Kevin Drum has a piece in Washington Monthly discussing this Mark Kleiman post on the problem with objectivity in journalism.
The original post deals with how one handles situations like this in a news story.
On the darker side, a group identifying itself as Iowa-based U.S. Christians for Truth distributed pamphlets attacking Romney for being a Mormon.
Is it objective to say this is "on the darker side"? That was the question Kleiman asked and answered,
To put it bluntly, that's considered OK in an "objective" news story only because the group involved isn't rich or powerful. Thomma's editors wouldn't let him get away with using that phrase to introduce an account of Rudy's latest claim that Democrats don't believe in defending the country.
That said, it's hard to figure out what Thomma should have done. To report bigoted statements "straight," without comment, is to put them on the same level as other sorts of statements.
Personally, I think reporting whacko statements straight often points out the whackiness of the statement. If a group claims Jesus Christ wouldn't vote for Mitt Romney because he's a Mormon, I think that statement allows the reader to figure out how sane or crazy the proponent is.

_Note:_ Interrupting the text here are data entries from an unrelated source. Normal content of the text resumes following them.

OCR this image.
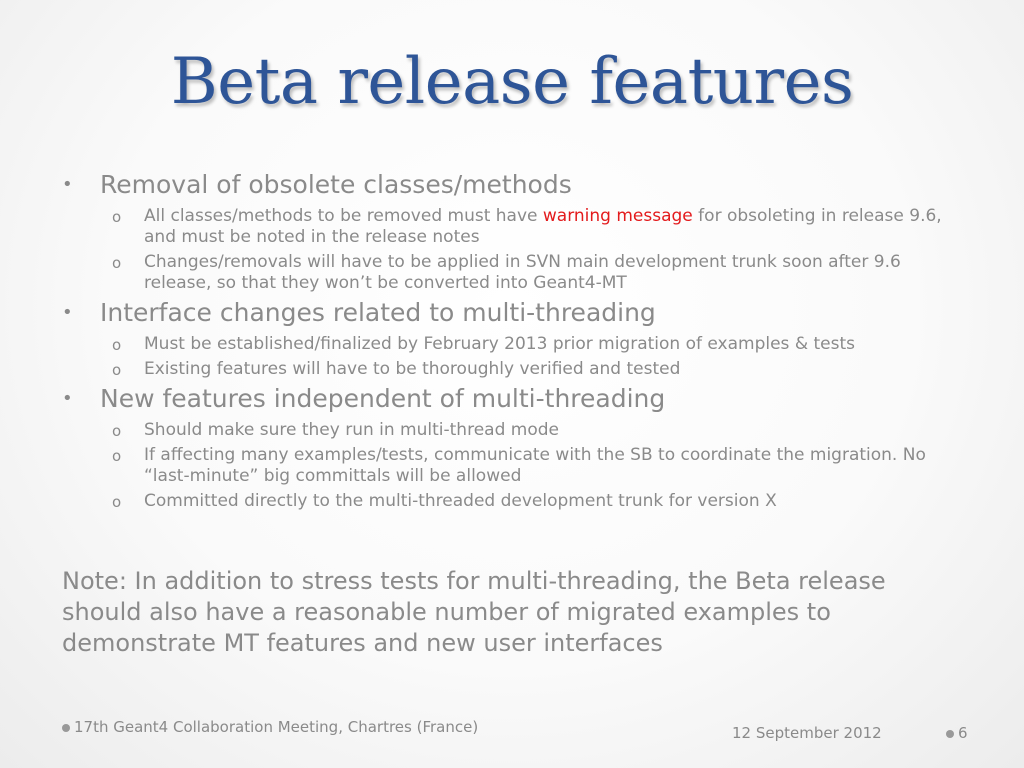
Beta release features
• Removal of obsolete classes/methods
o All classes/methods to be removed must have warning message for obsoleting in release 9.6, and must be noted in the release notes
o Changes/removals will have to be applied in SVN main development trunk soon after 9.6 release, so that they won’t be converted into Geant4-MT
• Interface changes related to multi-threading
o Must be established/finalized by February 2013 prior migration of examples & tests
o Existing features will have to be thoroughly verified and tested
• New features independent of multi-threading
o Should make sure they run in multi-thread mode
o If affecting many examples/tests, communicate with the SB to coordinate the migration. No “last-minute” big committals will be allowed
o Committed directly to the multi-threaded development trunk for version X
Note: In addition to stress tests for multi-threading, the Beta release should also have a reasonable number of migrated examples to demonstrate MT features and new user interfaces
17th Geant4 Collaboration Meeting, Chartres (France)	12 September 2012	6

But Drum asks a better question: who gets to decide how we objectively cover events? Reporters? Editors? Publishers? Readers?
It's a sticky wicket, to be sure. I tend to come down on the side of reporters; it is their names on the byline, after all. But, as we all know, reporters are frequently not objective, even when they pretend they are.
Take abortion stories. Most reporters consider objectivity to be having the exact same number of quotes from both pro-choice and pro-life groups. But not all quotes are the same. If the quotes from one side come from someone who sounds like they didn't take their medication for a few days, while the other side sounds polished and professional, the reader comes away with a particular impression of the debate.
Similarly, not all stories about a hot-button issue deserve the "balanced number of quotes" approach. If, for example, the story is about a pro-choice rally, does it matter that much what pro-lifers say about it? What about a pro-life film shown to receptive audiences? Should the "other side" always get equal mention, even when they aren't the story?
There's no one right answer to the question of objectivity. Every kid in Reporting I will tell you that words have particular meanings and that bias slips in by means of them. Trying to figure out how to objectively cover every story is supposed to be part of the journalist's training.